I was interrupted by the entrance of Clara.
‘If you gentlemen don’t want us any more, we had better go,’ she said.
I left Charley to answer her, and went back into the next room. Mary stood where I had left her, mechanically shifting and arranging the volumes on a shelf at the height of her eyes.
‘I think this is your ring, Miss Osborne,’ I said, in a low and hurried tone, offering it.
Her expression at first was only of questioning surprise, when suddenly something seemed to cross her mind; she turned pale as death, and put her hand on the bookshelves as if to support her; as suddenly flushed crimson for a moment, and again turned deadly pale—all before I could speak.
‘Don’t ask me any questions, dear Miss Osborne,’ I said. ‘And, please, trust me this far; don’t mention the loss of your ring to any one, unless it be your mother. Allow me to put it on your finger.’
{Illustration: “I THINK THIS IS YOUR RING, MISS OSBORNE."}
She gave me a glance I cannot and would not describe. It lies treasured—for ever, God grant!—in the secret jewel-house of my heart. She lifted a trembling left hand, and doubtingly held—half held it towards me. To this day I know nothing of the stones of that ring—not even their colour; but I know I should know it at once if I saw it. My hand trembled more than hers as I put it on the third finger.
What followed, I do not know. I think I left her there and went into the other room. When I returned a little after, I know she was gone. From that hour, not one word has ever passed between us in reference to the matter. The best of my conjectures remains but a conjecture; I know how the sword got there—nothing more.
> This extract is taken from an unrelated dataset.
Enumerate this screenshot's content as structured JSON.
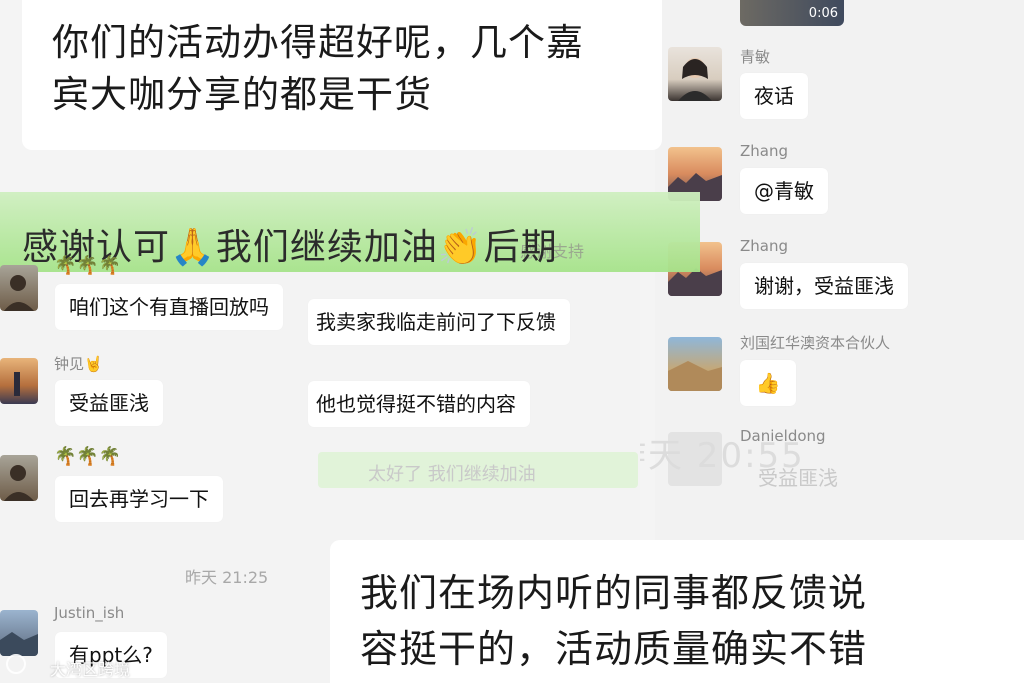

I did not see her again that day, and did not seem to want to see her, but worked on amongst the books in a quiet exultation. My being seemed tenfold awake and alive. My thoughts dwelt on the rarely revealed loveliness of my Athanasia; and, although I should have scorned unspeakably to take the smallest advantage of having come to share a secret with her, I could not help rejoicing in the sense of nearness to and alone-ness with her which the possession of that secret gave me; while one of the most precious results of the new love which had thus all at once laid hold upon me, was the feeling—almost a conviction—that the dream was not a web self-wove in the loom of my brain, but that from somewhere, beyond my soul even, an influence had mingled with its longings to in-form the vision of that night—to be as it were a creative soul to what would otherwise have been but loose, chaotic, and shapeless vagaries of the unguided imagination. The events of that night were as the sudden opening of a door through which I caught a glimpse of that region of the supernal in which, whatever might be her theories concerning her experiences therein, Mary Osborne certainly lived, if ever any one lived. The degree of God’s presence with a creature is not to be measured by that creature’s interpretation of the manner in which he is revealed. The great question is whether he is revealed or not; and a strong truth can carry many parasitical errors.